Chapter 13
THIRTEEN
Sweat trickled down Zoe’s back. Her clothes stuck to her like a second skin.
Her breaths were jerky and her heart careened lazily.
She tightened her hands into fists, knuckles cracking and blood pounding.
The chorus of people chanting names and hooting dissolved in the background and so did their faces.
All Zoe saw was one face—Viktor Axenov. It was him who circled her in the ring and not the brute Benny had arranged her match with.
Her vision molded around him until she only saw him.
He lunged forward but she moved deftly to one side, delivering a sharp uppercut.
Before he had a chance to recover, she looped him and struck him behind the knee.
His legs buckled and down he went with a grunt.
This is what she would have done to Viktor.
But she had been ambushed. He was strong.
Unlike some of the men she fought in these underground fight clubs, that man had a defined, specific skill set that came from training and not just experience.
His movements had been sharp and controlled; his blows had been effective.
She wrapped an arm around her opponent’s neck and locked it in place.
His body writhed; his arms flailed as he tried to free himself.
But Zoe tightened her grip, crushing his windpipe with her arm.
She let the rage drive her.
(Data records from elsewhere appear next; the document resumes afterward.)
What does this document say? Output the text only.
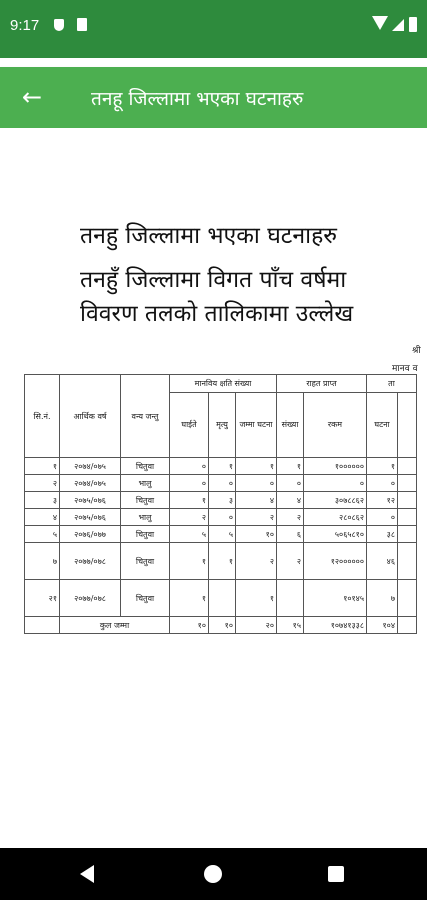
9:17
←	तनहू जिल्लामा भएका घटनाहरु
तनहु जिल्लामा भएका घटनाहरु
तनहुँ जिल्लामा विगत पाँच वर्षमा
विवरण तलको तालिकामा उल्लेख
श्री
मानव व
सि.नं.	आर्थिक वर्ष	वन्य जन्तु	मानविय क्षति संख्या			राहत प्राप्त		ता	
			घाईते	मृत्यु	जम्मा घटना	संख्या	रकम	घटना	
१	२०७४/०७५	चितुवा	०	१	१	१	१००००००	१	
२	२०७४/०७५	भालु	०	०	०	०	०	०	
३	२०७५/०७६	चितुवा	१	३	४	४	३०७८८६२	१२	
४	२०७५/०७६	भालु	२	०	२	२	२८०८६२	०	
५	२०७६/०७७	चितुवा	५	५	१०	६	५०६५८१०	३८	
७	२०७७/०७८	चितुवा	१	१	२	२	१२००००००	४६	
२१	२०७७/०७८	चितुवा	१		१		१०१४५	७	
	कुल जम्मा		१०	१०	२०	१५	१०७४१३३८	१०४	
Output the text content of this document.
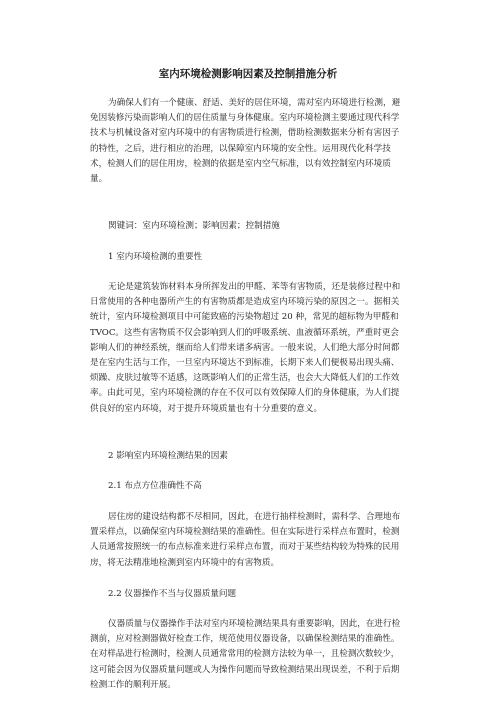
室内环境检测影响因素及控制措施分析

为确保人们有一个健康、舒适、美好的居住环境，需对室内环境进行检测，避免因装修污染而影响人们的居住质量与身体健康。室内环境检测主要通过现代科学技术与机械设备对室内环境中的有害物质进行检测，借助检测数据来分析有害因子的特性，之后，进行相应的治理，以保障室内环境的安全性。运用现代化科学技术，检测人们的居住用房，检测的依据是室内空气标准，以有效控制室内环境质量。

関键词：室内环境检测；影响因素；控制措施

1 室内环境检测的重要性

无论是建筑装饰材料本身所挥发出的甲醛、苯等有害物质，还是装修过程中和日常使用的各种电器所产生的有害物质都是造成室内环境污染的原因之一。据相关统计，室内环境检测项目中可能致癌的污染物超过 20 种，常见的超标物为甲醛和 TVOC。这些有害物质不仅会影响到人们的呼吸系统、血液循环系统，严重时更会影响人们的神经系统，继而给人们带来诸多病害。一般来说，人们绝大部分时间都是在室内生活与工作，一旦室内环境达不到标准，长期下来人们便极易出现头痛、烦躁、皮肤过敏等不适感，这既影响人们的正常生活，也会大大降低人们的工作效率。由此可见，室内环境检测的存在不仅可以有效保障人们的身体健康，为人们提供良好的室内环境，对于提升环境质量也有十分重要的意义。

2 影响室内环境检测结果的因素

2.1 布点方位准确性不高

居住房的建设结构都不尽相同，因此，在进行抽样检测时，需科学、合理地布置采样点，以确保室内环境检测结果的准确性。但在实际进行采样点布置时，检测人员通常按照统一的布点标准来进行采样点布置，而对于某些结构较为特殊的民用房，将无法精准地检测到室内环境中的有害物质。

2.2 仪器操作不当与仪器质量问题

仪器质量与仪器操作手法对室内环境检测结果具有重要影响，因此，在进行检测前，应对检测器做好检查工作，规范使用仪器设备，以确保检测结果的准确性。在对样品进行检测时，检测人员通常常用的检测方法较为单一，且检测次数较少，这可能会因为仪器质量问题或人为操作问题而导致检测结果出现误差，不利于后期检测工作的顺利开展。
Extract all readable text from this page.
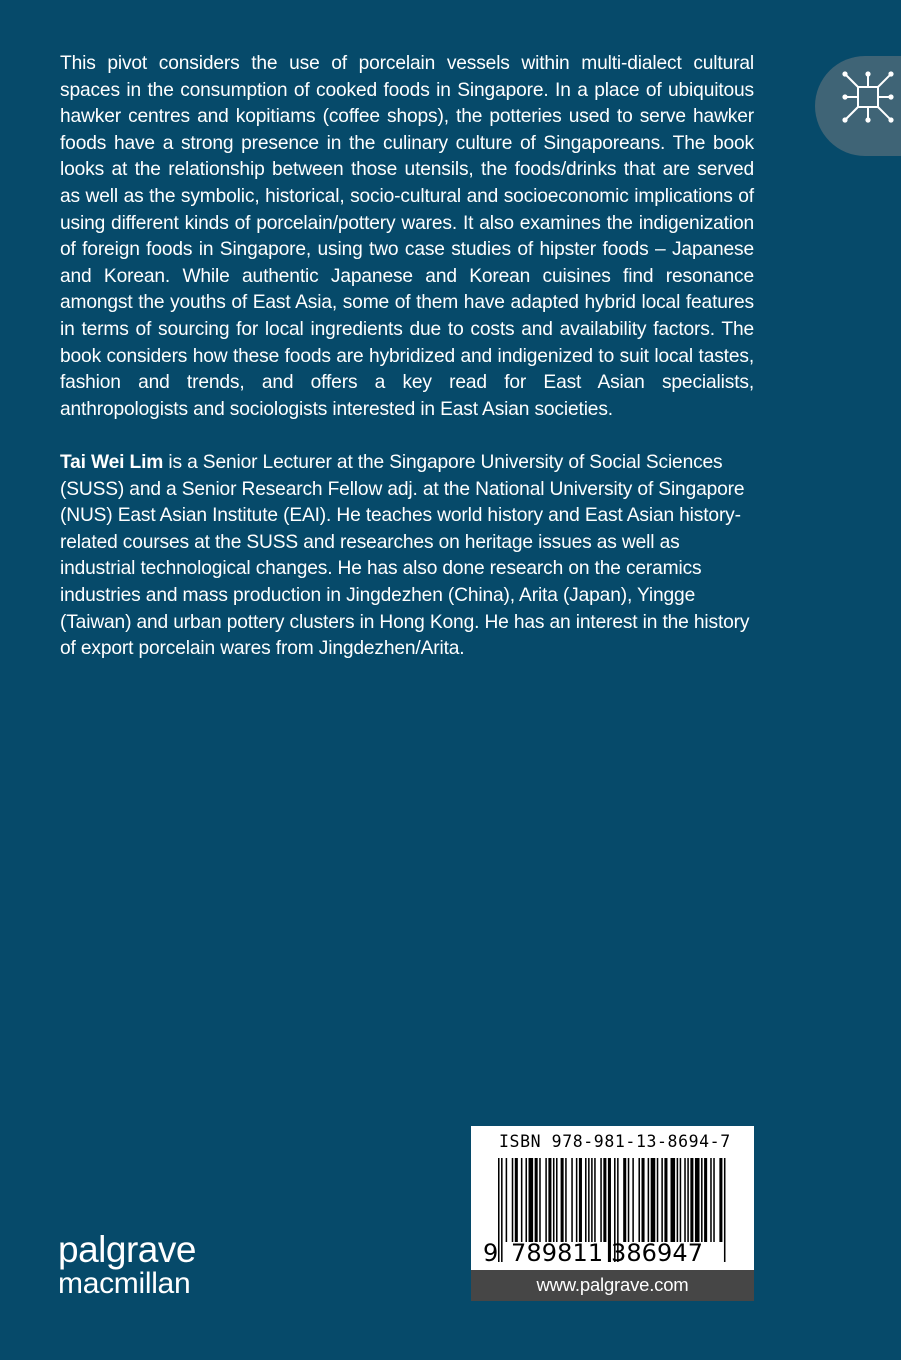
This pivot considers the use of porcelain vessels within multi-dialect cultural spaces in the consumption of cooked foods in Singapore. In a place of ubiquitous hawker centres and kopitiams (coffee shops), the potteries used to serve hawker foods have a strong presence in the culinary culture of Singaporeans. The book looks at the relationship between those utensils, the foods/drinks that are served as well as the symbolic, historical, socio-cultural and socioeconomic implications of using different kinds of porcelain/pottery wares. It also examines the indigenization of foreign foods in Singapore, using two case studies of hipster foods – Japanese and Korean. While authentic Japanese and Korean cuisines find resonance amongst the youths of East Asia, some of them have adapted hybrid local features in terms of sourcing for local ingredients due to costs and availability factors. The book considers how these foods are hybridized and indigenized to suit local tastes, fashion and trends, and offers a key read for East Asian specialists, anthropologists and sociologists interested in East Asian societies.

Tai Wei Lim is a Senior Lecturer at the Singapore University of Social Sciences (SUSS) and a Senior Research Fellow adj. at the National University of Singapore (NUS) East Asian Institute (EAI). He teaches world history and East Asian history-related courses at the SUSS and researches on heritage issues as well as industrial technological changes. He has also done research on the ceramics industries and mass production in Jingdezhen (China), Arita (Japan), Yingge (Taiwan) and urban pottery clusters in Hong Kong. He has an interest in the history of export porcelain wares from Jingdezhen/Arita.

palgrave
macmillan
ISBN 978-981-13-8694-7
9 789811 386947
www.palgrave.com
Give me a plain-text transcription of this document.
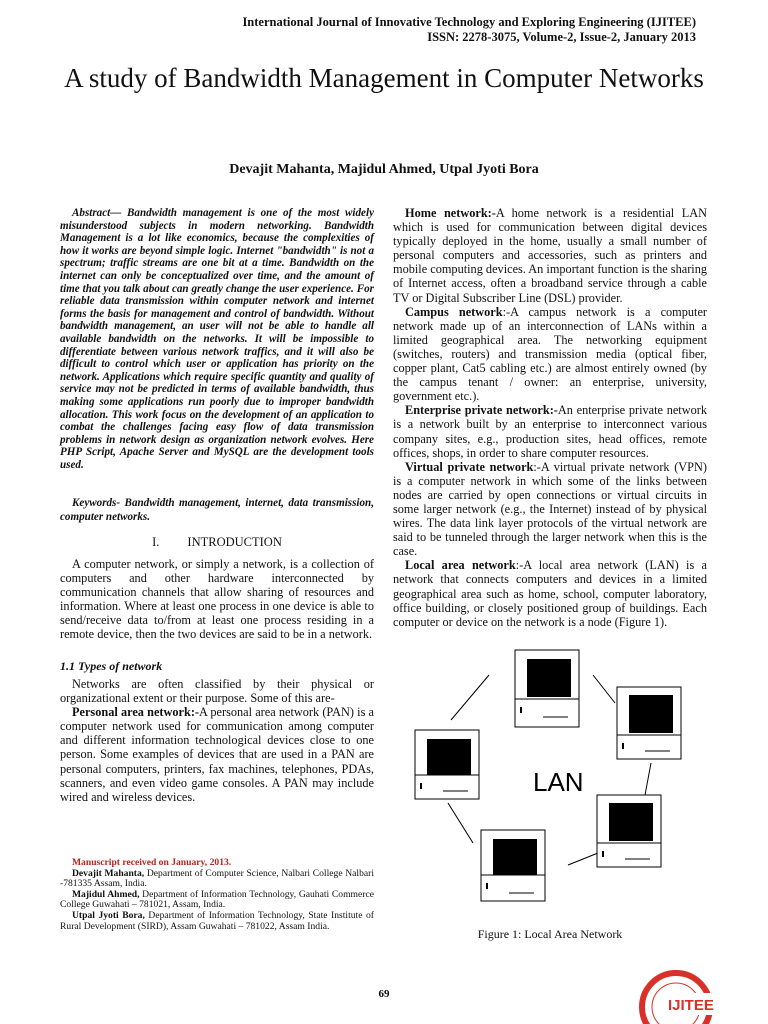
International Journal of Innovative Technology and Exploring Engineering (IJITEE)
ISSN: 2278-3075, Volume-2, Issue-2, January 2013
A study of Bandwidth Management in Computer Networks
Devajit Mahanta, Majidul Ahmed, Utpal Jyoti Bora
Abstract— Bandwidth management is one of the most widely misunderstood subjects in modern networking. Bandwidth Management is a lot like economics, because the complexities of how it works are beyond simple logic. Internet "bandwidth" is not a spectrum; traffic streams are one bit at a time. Bandwidth on the internet can only be conceptualized over time, and the amount of time that you talk about can greatly change the user experience. For reliable data transmission within computer network and internet forms the basis for management and control of bandwidth. Without bandwidth management, an user will not be able to handle all available bandwidth on the networks. It will be impossible to differentiate between various network traffics, and it will also be difficult to control which user or application has priority on the network. Applications which require specific quantity and quality of service may not be predicted in terms of available bandwidth, thus making some applications run poorly due to improper bandwidth allocation. This work focus on the development of an application to combat the challenges facing easy flow of data transmission problems in network design as organization network evolves. Here PHP Script, Apache Server and MySQL are the development tools used.
Keywords- Bandwidth management, internet, data transmission, computer networks.
I. INTRODUCTION
A computer network, or simply a network, is a collection of computers and other hardware interconnected by communication channels that allow sharing of resources and information. Where at least one process in one device is able to send/receive data to/from at least one process residing in a remote device, then the two devices are said to be in a network.
1.1 Types of network

Networks are often classified by their physical or organizational extent or their purpose. Some of this are-

Personal area network:-A personal area network (PAN) is a computer network used for communication among computer and different information technological devices close to one person. Some examples of devices that are used in a PAN are personal computers, printers, fax machines, telephones, PDAs, scanners, and even video game consoles. A PAN may include wired and wireless devices.

Manuscript received on January, 2013.

Devajit Mahanta, Department of Computer Science, Nalbari College Nalbari -781335 Assam, India.

Majidul Ahmed, Department of Information Technology, Gauhati Commerce College Guwahati – 781021, Assam, India.

Utpal Jyoti Bora, Department of Information Technology, State Institute of Rural Development (SIRD), Assam Guwahati – 781022, Assam India.

Home network:-A home network is a residential LAN which is used for communication between digital devices typically deployed in the home, usually a small number of personal computers and accessories, such as printers and mobile computing devices. An important function is the sharing of Internet access, often a broadband service through a cable TV or Digital Subscriber Line (DSL) provider.

Campus network:-A campus network is a computer network made up of an interconnection of LANs within a limited geographical area. The networking equipment (switches, routers) and transmission media (optical fiber, copper plant, Cat5 cabling etc.) are almost entirely owned (by the campus tenant / owner: an enterprise, university, government etc.).

Enterprise private network:-An enterprise private network is a network built by an enterprise to interconnect various company sites, e.g., production sites, head offices, remote offices, shops, in order to share computer resources.

Virtual private network:-A virtual private network (VPN) is a computer network in which some of the links between nodes are carried by open connections or virtual circuits in some larger network (e.g., the Internet) instead of by physical wires. The data link layer protocols of the virtual network are said to be tunneled through the larger network when this is the case.

Local area network:-A local area network (LAN) is a network that connects computers and devices in a limited geographical area such as home, school, computer laboratory, office building, or closely positioned group of buildings. Each computer or device on the network is a node (Figure 1).

LAN
Figure 1: Local Area Network
69
IJITEE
It pumped through her body, burning her insides, coating them with a thick layer of ash.
She was so close to finding out who Rachel was hiding from.
Viper . The man who pulled Viktor’s strings.
What had Rachel stolen from him? Who was so powerful that he had found Rachel in witness protection?
Why had she lied to the police about Rachel’s death?
Each question burrowed deeper into her skin.
Soon the opponent transformed into the man she saw at the subway station yesterday. Then suddenly his face blurred—the faceless entity who had sent her the lock of hair and buried Annabelle Stevens in the woods. And then his face changed again.
This time she saw her own face.
A sharp thread of shock pulled through her and she let go of her opponent, staggering backward and gasping.
The crowd around her erupted as the man went slack-jawed and dropped unconscious. The referee, Benny, raised her hand in triumph. But Zoe didn’t register anything—not the noise, not her body’s soreness, not that sweet feeling of victory.
Because she knew deep down that it wasn’t Rachel’s killer or the other bad people in her life she wanted to inflict pain upon; she was the biggest villain of her life.
Back at the station, Zoe’s finger grazed the edges of Annabelle’s autopsy photographs in the file.
Snapshots of her arms, collarbone, and legs sprinkled with distinct purple puncture wounds.
The dimensions were measured and noted in the file, along with test results pending for particulate analysis.
There wasn’t a single part of Annabelle’s skin that was devoid of injuries.
It was as if someone was determined to systematically inflict pain on her—piece by piece, slowly and steadily pushing her because he wanted to see that first crack in her resolve and then the next, until she broke down completely.
Like Annabelle was a lab rat in a twisted individual’s experiment.
Unlike Zoe for whom pain was a quick fix like a drug. She chased those blows and punches and kicks to assuage some of the guilt that had a permanent grip on her insides.
“How can someone do that to a person?” she wondered out loud, wincing at another photo of Annabelle’s thigh where the imprint of barbed-wire fencing was etched into her skin.
Aiden appeared over her shoulder, startling her. “Dehumanization—” He stopped when he saw her watching him flatly. “Ah, it was a rhetorical question.”
Zoe rolled her eyes and closed the file, swiveling on her chair. “We might have another missing woman.”
His face fell. “Did you get another riddle?”
“Annabelle was last seen at the café and talking with her friend—Jackie Fink. No one has heard from her since Annabelle went missing.”
“Did the husband, Trevor, know Jackie?”
“I got off the phone with him an hour ago. He said the name doesn’t ring a bell.”
He stroked his jaw and slowly sat down. “ Both women could be in danger?”
She nodded. “The last sighting of Annabelle was with Jackie. Why? What are you thinking?”
“I’m thinking it’s not an easy feat for someone to kidnap two adult women.” His voice trailed off as he did some calculations. “We might have to revise our profile.”
“How?”
“It’s more likely that the killer knew both of them, which is why he was able to lure them at the same time. Maybe they were on their way to meet him.”
Her chest constricted. “Do you think Jackie is being tortured as we speak? There’s a reason I haven’t gotten a riddle yet.”